Besides reasoning with positive and negative causal effects discussed in this paper, meta-level abduction has several advantages in abduction. For example, multiple observations are explained at once, full clausal theories can be allowed for background knowledge, both rules and facts can be abduced at the object level, and predicate invention is partially realized as existentially quantified hypotheses.

Problem solving with meta-level abduction consists of three steps: (I) design of meta-level axioms; (II) representation of domain knowledge at the meta level; and (III) restriction of the search space to treat large knowledge. This work supposes an incomplete network for Step (II), and hence representation of a problem is rather tractable. On the other hand, we have made great effort on Step (I), by gradually extending the positive causal networks (Sect. 2) to alternating axioms (Sect. 3.1) and then to nonmonotonic formalization (Sect. 3.2). This formalization process was based on trial and error by running SOLAR many times, and case studies in Sect. 4 were used as testbeds for this purpose. Step (III) is important not only for more efficient computation of hypotheses but for making the user of meta-level abduction to select appropriate hypotheses more easily. This goal is achieved by introducing more constraints, and it is important to explore more useful methods for inducing such constraints. In Lejay et al. (2011), a general method to generate constraints is proposed to prune many useless solutions by assuming that given link information does not change so that a trigger cannot become an inhibitor and vice versa. For example, if triggered(g,t) is true in the given network, then ¬inhibited(g,t) is assumed automatically. If we further assume non-existence of negative feedbacks, the constraint ¬inhibited(t,g) is further added there. These two additional constraints are, however, still weak because they can be also obtained as characteristic clauses for network N 1 in Sect. 3.1. Then, a stronger constraint ¬triggered(t,g) is introduced by assuming that the direction of a link is not changed, but is often too restrictive and cannot be applied in a complicated case. Domain-dependent constraints are more powerful, and we have seen in Sect. 4.1 which hypotheses are more important than others, and have shown that analogical biases are useful in Sect. 4.2. Incorporation of these guides would be a promising way to focus on particular solutions. Thus, discovering a more general and useful method for constraint generation is left as a future work.

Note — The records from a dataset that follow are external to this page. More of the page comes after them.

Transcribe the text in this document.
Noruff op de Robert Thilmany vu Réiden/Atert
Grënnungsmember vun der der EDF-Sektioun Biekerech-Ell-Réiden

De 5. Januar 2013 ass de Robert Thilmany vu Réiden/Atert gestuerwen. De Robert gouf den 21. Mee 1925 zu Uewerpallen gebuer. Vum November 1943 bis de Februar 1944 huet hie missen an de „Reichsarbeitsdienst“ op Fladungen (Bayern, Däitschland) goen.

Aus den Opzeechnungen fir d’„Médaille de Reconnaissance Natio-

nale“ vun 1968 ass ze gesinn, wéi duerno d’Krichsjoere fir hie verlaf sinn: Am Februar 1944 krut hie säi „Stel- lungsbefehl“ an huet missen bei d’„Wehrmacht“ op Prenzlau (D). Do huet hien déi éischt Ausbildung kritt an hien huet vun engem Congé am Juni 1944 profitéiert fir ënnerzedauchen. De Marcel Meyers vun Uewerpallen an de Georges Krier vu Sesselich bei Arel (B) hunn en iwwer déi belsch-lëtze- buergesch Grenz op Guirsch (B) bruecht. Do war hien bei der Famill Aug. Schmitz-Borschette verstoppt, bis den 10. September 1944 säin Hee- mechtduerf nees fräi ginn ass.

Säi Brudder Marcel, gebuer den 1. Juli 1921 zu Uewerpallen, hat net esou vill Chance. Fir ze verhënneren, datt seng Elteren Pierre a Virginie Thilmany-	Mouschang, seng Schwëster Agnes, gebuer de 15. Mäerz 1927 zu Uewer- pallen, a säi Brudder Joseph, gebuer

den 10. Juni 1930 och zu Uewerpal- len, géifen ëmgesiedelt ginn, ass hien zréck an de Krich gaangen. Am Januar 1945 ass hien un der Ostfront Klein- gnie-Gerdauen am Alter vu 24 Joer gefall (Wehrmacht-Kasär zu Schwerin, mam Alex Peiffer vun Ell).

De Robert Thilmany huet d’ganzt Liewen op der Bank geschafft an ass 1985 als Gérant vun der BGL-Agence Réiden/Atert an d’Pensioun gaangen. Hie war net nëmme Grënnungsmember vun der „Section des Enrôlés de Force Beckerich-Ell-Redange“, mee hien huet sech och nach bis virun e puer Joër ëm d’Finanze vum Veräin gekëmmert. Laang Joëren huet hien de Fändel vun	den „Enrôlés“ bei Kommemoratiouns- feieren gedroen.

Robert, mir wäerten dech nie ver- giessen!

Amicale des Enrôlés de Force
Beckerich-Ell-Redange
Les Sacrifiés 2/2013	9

One very important topic that we could not describe much in this paper is evaluation of logically possible hypotheses obtained in meta-level abduction. To evaluate hypotheses, some statistical methods have been proposed. For example, hypotheses can be ranked according to frequencies of literals appearing in them and corresponding paths (Inoue et al. 2009), and can be given their scores according to their fitness with observed data (Gat-Viks and Shamir 2003). In general, obtained hypotheses can be used to explain more than given observations. For example, cross-validation can be used to evaluate hypotheses as long as observed data can be used for both training and testing, although case studies in Sect. 4 are not of this kind. Often, within a certain maximum number of alternative solutions, providing a set of diverse solutions rather than a few most promising solutions is rather a good idea. To this end, we need more domain-dependent or general constraints and heuristics to restrict the search space and the number of possible solutions, so the future work mentioned above is also important here.

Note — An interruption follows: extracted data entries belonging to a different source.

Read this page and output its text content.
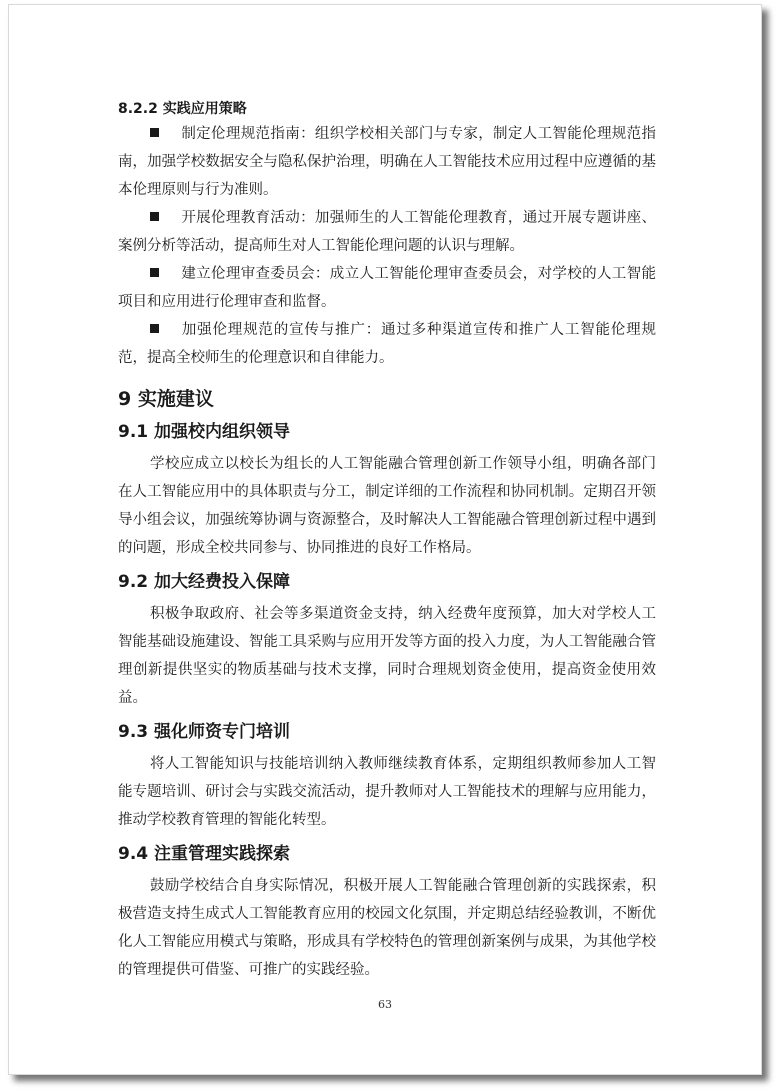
8.2.2 实践应用策略

制定伦理规范指南：组织学校相关部门与专家，制定人工智能伦理规范指南，加强学校数据安全与隐私保护治理，明确在人工智能技术应用过程中应遵循的基本伦理原则与行为准则。

开展伦理教育活动：加强师生的人工智能伦理教育，通过开展专题讲座、案例分析等活动，提高师生对人工智能伦理问题的认识与理解。

建立伦理审查委员会：成立人工智能伦理审查委员会，对学校的人工智能项目和应用进行伦理审查和监督。

加强伦理规范的宣传与推广：通过多种渠道宣传和推广人工智能伦理规范，提高全校师生的伦理意识和自律能力。

9 实施建议
9.1 加强校内组织领导

学校应成立以校长为组长的人工智能融合管理创新工作领导小组，明确各部门在人工智能应用中的具体职责与分工，制定详细的工作流程和协同机制。定期召开领导小组会议，加强统筹协调与资源整合，及时解决人工智能融合管理创新过程中遇到的问题，形成全校共同参与、协同推进的良好工作格局。

9.2 加大经费投入保障

积极争取政府、社会等多渠道资金支持，纳入经费年度预算，加大对学校人工智能基础设施建设、智能工具采购与应用开发等方面的投入力度，为人工智能融合管理创新提供坚实的物质基础与技术支撑，同时合理规划资金使用，提高资金使用效益。

9.3 强化师资专门培训

将人工智能知识与技能培训纳入教师继续教育体系，定期组织教师参加人工智能专题培训、研讨会与实践交流活动，提升教师对人工智能技术的理解与应用能力，推动学校教育管理的智能化转型。

9.4 注重管理实践探索

鼓励学校结合自身实际情况，积极开展人工智能融合管理创新的实践探索，积极营造支持生成式人工智能教育应用的校园文化氛围，并定期总结经验教训，不断优化人工智能应用模式与策略，形成具有学校特色的管理创新案例与成果，为其他学校的管理提供可借鉴、可推广的实践经验。

63
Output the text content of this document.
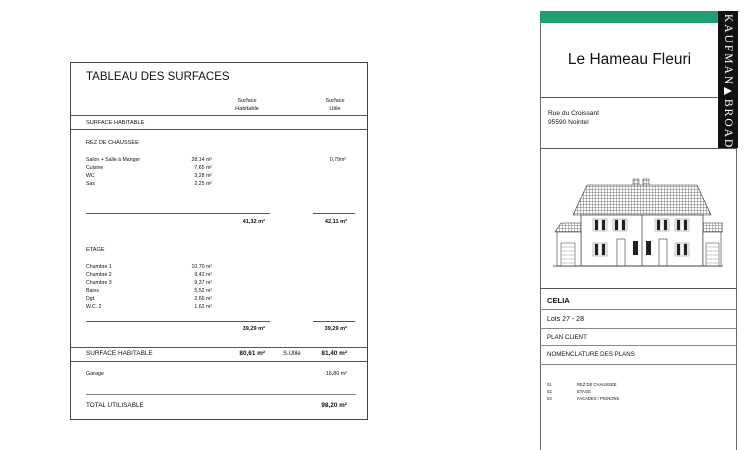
TABLEAU DES SURFACES
Surface
Habitable
Surface
Utile
SURFACE HABITABLE
REZ DE CHAUSSEE
Salon + Salle à Manger	28,14 m²	0,79m²
Cuisine	7,65 m²
WC	3,28 m²
Sas	2,25 m²
41,32 m²	42,11 m²
ETAGE
Chambre 1	10,70 m²
Chambre 2	9,42 m²
Chambre 3	9,37 m²
Bains	5,52 m²
Dgt.	2,66 m²
W.C. 2	1,62 m²
39,29 m²	39,29 m²
SURFACE HABITABLE	80,61 m²	S.Utile	81,40 m²
Garage	16,80 m²
TOTAL UTILISABLE	98,20 m²
KAUFMAN
BROAD
Le Hameau Fleuri
Rue du Croissant
95590 Nointel
CELIA
Lots 27 - 28
PLAN CLIENT
NOMENCLATURE DES PLANS
01	REZ DE CHAUSSEE
02	ETAGE
03	FACADES / PIGNONS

This paper has shown applications of meta-level abduction to signaling pathways, but we expect that the proposed method can also be applied to abduction in metabolic pathways with inhibition (Tamaddoni-Nezhad et al. 2006; Yamamoto et al. 2010; Ray et al. 2010) as well as transcription networks (Gat-Viks and Shamir 2003). Another interesting application is to understanding and modeling of robustness of biological systems during severe and unexpected environments (Wagner 2005; Ishii et al. 2007; Nakahigashi et al. 2009). We hope that meta-level abduction could contribute to a future breakthrough in sciences including biology and medicine by helping scientists to discover important missing and unknown networks.